À Mecque, Mecque et demie. À Font-Romeu, la pratique du biathlon est inscrite dans l’ADN. C’est dans les montagnes de Cerdagne et de Capcir, que la famille Fourcade a ses pistes, Martin, le champion multimédaillé olympique et son frère Simon, actuel directeur de l’équipe de France qui a si bien figuré aux JO.

« Le biathlon aux jeux, c’était vraiment excitant. Mais ma décision de faire cette initiation de deux heures (38 € plus la location du matériel) était déjà prise avant, lorsque mon frère, voici deux ans, est revenu tellement enchanté de sa séance. De suite il a acheté son propre matériel. Et pour moi, c’est un vrai moment de plaisir à refaire, pour le cardio à skis en skating et pour le caractère ludique avec le tir » raconte Manon Marco, venue avec son compagnon et deux amies de Narbonne (Aude). Ce vendredi, elle a fêté ses trente ans, carabine à l’épaule avec un sans-faute sur des cibles à 10 mètres.

« Rien à voir avec le tir de fête foraine »

« Cela change des descentes de ski alpin ou même du ski de randonnée », poursuit-elle alors que ce samedi, elle et ses amis sont déjà dans la télécabine pour atteindre le sommet de la station. « C’est du tir sportif et cela n’a rien à voir avec le tir de fête foraine ou la chasse, rappelle Grégoire Guicherd, moniteur de l’École de Ski Français, spécialiste des disciplines nordiques et du biathlon. L’exercice réclame de la concentration, la maîtrise du stress après avoir fourni un effort physique. Ici, les pratiquants retrouvent l’ambiance générale observée lors des JO, avec les mêmes mécanismes de compétition, en famille ou entre amis. »

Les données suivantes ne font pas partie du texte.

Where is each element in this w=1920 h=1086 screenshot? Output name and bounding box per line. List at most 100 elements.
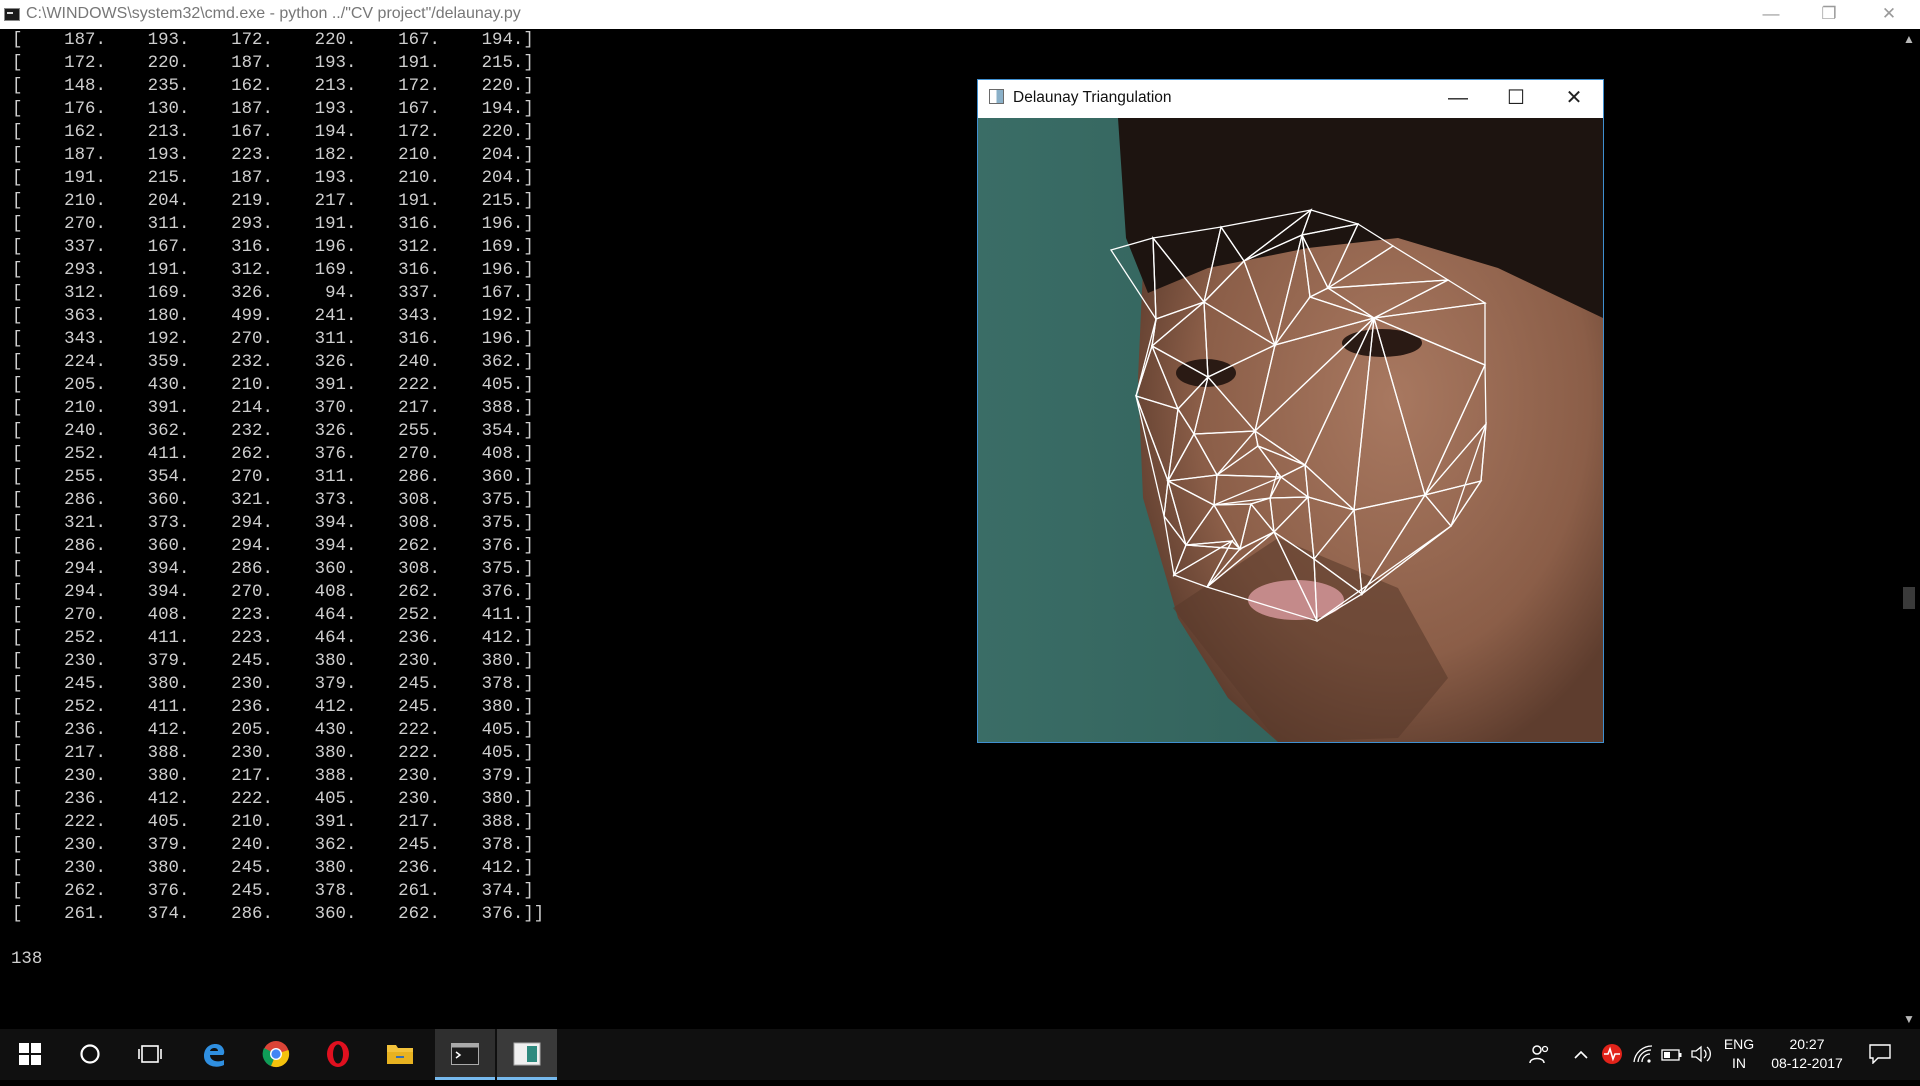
console-title: C:\WINDOWS\system32\cmd.exe - python ../… [26, 5, 521, 22]
console-row: [ 270. 408. 223. 464. 252. 411.] [12, 606, 534, 625]
scroll-thumb[interactable] [1903, 587, 1915, 609]
edge-button[interactable] [184, 1029, 244, 1080]
delaunay-window-title: Delaunay Triangulation [1013, 89, 1172, 106]
console-close-button[interactable]: ✕ [1858, 0, 1920, 29]
console-row: [ 172. 220. 187. 193. 191. 215.] [12, 54, 534, 73]
console-row: [ 337. 167. 316. 196. 312. 169.] [12, 238, 534, 257]
console-row: [ 187. 193. 223. 182. 210. 204.] [12, 146, 534, 165]
console-row: [ 205. 430. 210. 391. 222. 405.] [12, 376, 534, 395]
keyboard-lang: ENG [1723, 1036, 1755, 1052]
console-row: [ 191. 215. 187. 193. 210. 204.] [12, 169, 534, 188]
chevron-up-icon [1574, 1050, 1588, 1059]
windows-logo-icon [19, 1043, 41, 1065]
start-button[interactable] [0, 1029, 60, 1080]
console-row: [ 252. 411. 236. 412. 245. 380.] [12, 698, 534, 717]
input-language-button[interactable]: ENG IN [1716, 1029, 1762, 1080]
console-row: [ 343. 192. 270. 311. 316. 196.] [12, 330, 534, 349]
console-row: [ 224. 359. 232. 326. 240. 362.] [12, 353, 534, 372]
console-row: [ 210. 204. 219. 217. 191. 215.] [12, 192, 534, 211]
console-row: [ 148. 235. 162. 213. 172. 220.] [12, 77, 534, 96]
face-photo [978, 118, 1603, 742]
triangle-count: 138 [11, 950, 43, 969]
clock-button[interactable]: 20:27 08-12-2017 [1764, 1029, 1850, 1080]
console-restore-button[interactable]: ❐ [1800, 0, 1858, 29]
wifi-button[interactable] [1630, 1029, 1656, 1080]
array-output: [ 187. 193. 172. 220. 167. 194.] [ 172. 2… [12, 29, 544, 926]
console-row: [ 286. 360. 294. 394. 262. 376.] [12, 537, 534, 556]
keyboard-region: IN [1732, 1055, 1746, 1071]
cortana-icon [80, 1044, 100, 1064]
console-row: [ 230. 380. 217. 388. 230. 379.] [12, 767, 534, 786]
battery-icon [1661, 1049, 1682, 1061]
people-button[interactable] [1522, 1029, 1556, 1080]
opera-button[interactable] [308, 1029, 368, 1080]
opera-icon [327, 1041, 349, 1067]
edge-icon [204, 1044, 225, 1067]
console-row: [ 236. 412. 205. 430. 222. 405.] [12, 721, 534, 740]
console-row: [ 230. 379. 240. 362. 245. 378.] [12, 836, 534, 855]
console-row: [ 293. 191. 312. 169. 316. 196.] [12, 261, 534, 280]
opencv-window-icon [989, 89, 1004, 104]
console-row: [ 252. 411. 223. 464. 236. 412.] [12, 629, 534, 648]
delaunay-maximize-button[interactable]: ☐ [1487, 80, 1545, 118]
console-row: [ 261. 374. 286. 360. 262. 376.]] [12, 905, 545, 924]
console-row: [ 255. 354. 270. 311. 286. 360.] [12, 468, 534, 487]
clock-date: 08-12-2017 [1771, 1055, 1843, 1071]
taskbar: ENG IN 20:27 08-12-2017 [0, 1029, 1920, 1080]
people-icon [1529, 1045, 1549, 1064]
delaunay-minimize-button[interactable]: — [1429, 80, 1487, 118]
console-row: [ 363. 180. 499. 241. 343. 192.] [12, 307, 534, 326]
chrome-button[interactable] [246, 1029, 306, 1080]
face-image [978, 118, 1603, 742]
opencv-taskbar-button[interactable] [497, 1029, 557, 1080]
console-row: [ 187. 193. 172. 220. 167. 194.] [12, 31, 534, 50]
file-explorer-button[interactable] [370, 1029, 430, 1080]
wifi-icon [1633, 1045, 1653, 1063]
console-row: [ 162. 213. 167. 194. 172. 220.] [12, 123, 534, 142]
file-explorer-icon [387, 1045, 413, 1064]
console-row: [ 252. 411. 262. 376. 270. 408.] [12, 445, 534, 464]
volume-icon [1691, 1045, 1711, 1063]
scroll-down-button[interactable]: ▼ [1898, 1009, 1920, 1029]
console-row: [ 294. 394. 270. 408. 262. 376.] [12, 583, 534, 602]
console-row: [ 286. 360. 321. 373. 308. 375.] [12, 491, 534, 510]
console-row: [ 312. 169. 326. 94. 337. 167.] [12, 284, 534, 303]
chrome-icon [262, 1041, 290, 1068]
console-row: [ 176. 130. 187. 193. 167. 194.] [12, 100, 534, 119]
battery-button[interactable] [1659, 1029, 1685, 1080]
console-output[interactable]: [ 187. 193. 172. 220. 167. 194.] [ 172. 2… [0, 29, 1898, 1029]
console-row: [ 262. 376. 245. 378. 261. 374.] [12, 882, 534, 901]
console-row: [ 240. 362. 232. 326. 255. 354.] [12, 422, 534, 441]
action-center-button[interactable] [1860, 1029, 1900, 1080]
console-scrollbar[interactable]: ▲ ▼ [1898, 29, 1920, 1029]
console-row: [ 236. 412. 222. 405. 230. 380.] [12, 790, 534, 809]
show-hidden-icons-button[interactable] [1570, 1029, 1592, 1080]
notifications-icon [1869, 1044, 1891, 1065]
delaunay-title-bar[interactable]: Delaunay Triangulation — ☐ ✕ [978, 80, 1603, 118]
task-view-button[interactable] [120, 1029, 180, 1080]
delaunay-window[interactable]: Delaunay Triangulation — ☐ ✕ [977, 79, 1604, 743]
volume-button[interactable] [1688, 1029, 1714, 1080]
console-minimize-button[interactable]: — [1742, 0, 1800, 29]
cmd-window-icon [4, 8, 20, 21]
console-title-bar[interactable]: C:\WINDOWS\system32\cmd.exe - python ../… [0, 0, 1920, 29]
console-row: [ 245. 380. 230. 379. 245. 378.] [12, 675, 534, 694]
console-row: [ 230. 380. 245. 380. 236. 412.] [12, 859, 534, 878]
clock-time: 20:27 [1789, 1036, 1825, 1052]
antivirus-tray-button[interactable] [1599, 1029, 1625, 1080]
cortana-button[interactable] [60, 1029, 120, 1080]
scroll-up-button[interactable]: ▲ [1898, 29, 1920, 49]
console-row: [ 230. 379. 245. 380. 230. 380.] [12, 652, 534, 671]
cmd-taskbar-button[interactable] [435, 1029, 495, 1080]
task-view-icon [138, 1045, 162, 1063]
delaunay-close-button[interactable]: ✕ [1545, 80, 1603, 118]
console-row: [ 217. 388. 230. 380. 222. 405.] [12, 744, 534, 763]
antivirus-icon [1602, 1044, 1622, 1064]
console-row: [ 210. 391. 214. 370. 217. 388.] [12, 399, 534, 418]
cmd-icon [451, 1043, 479, 1065]
opencv-window-icon [513, 1042, 541, 1066]
console-row: [ 270. 311. 293. 191. 316. 196.] [12, 215, 534, 234]
console-row: [ 294. 394. 286. 360. 308. 375.] [12, 560, 534, 579]
console-row: [ 222. 405. 210. 391. 217. 388.] [12, 813, 534, 832]
console-row: [ 321. 373. 294. 394. 308. 375.] [12, 514, 534, 533]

« Le biathlon développe l’esprit d’équipe puisqu’en général, on finit la séance par un relais. À ce moment-là, les autres comptent sur nous et c’est très intéressant d’alterner ski de fond et tir à la carabine », s’exclame Benjamin, 12 ans, qui a découvert la discipline lors d’un séjour scolaire. Avec son père Samuel, ils se sont surtout consacrés au ski de fond pendant une semaine pour ces vacances de février. « Avec du soleil et surtout un enneigement exceptionnel et, comme toujours, des pistes de fond qui ne sont jamais embouteillées », ajoute le papa, de Montpellier et habitué de Font-Romeu.

« À Font-Romeu, depuis plusieurs années, la demande en biathlon est soutenue, bien réelle, plutôt spontanée mais un peu moins préréservé que pour le ski alpin », explique Grégory Guicherd, moniteur de l’ESF et l’un des encadrants du Club des sports de montagne de Font-Romeu. Le club regroupe plus de 150 enfants ou adultes pratiquants, dont Brice, le plus jeune des Fourcade (Free style).

Ces petits skieurs locaux, enchaînent à partir de 4 ans les initiations à toutes les disciplines de ski et le biathlon à partir du CE2. Au domaine skiable de la Calme 15 moniteurs de l’École de Ski français (Fond et biathlon) se relaient. Altiservice, l’opérateur de Font-Romeu-Pyrénées 2000, soigne à la fois la boucle dédiée au biathlon et le pas de tir avec dix postes pour viser les cibles. « Dans les séances d’initiation, on peut rassembler jusqu’à cinquante personnes. C’est dire la notoriété de cette pratique », confirme Grégory Guicherd, le moniteur en plein rush des vacances de février dans ce grand paradis blanc.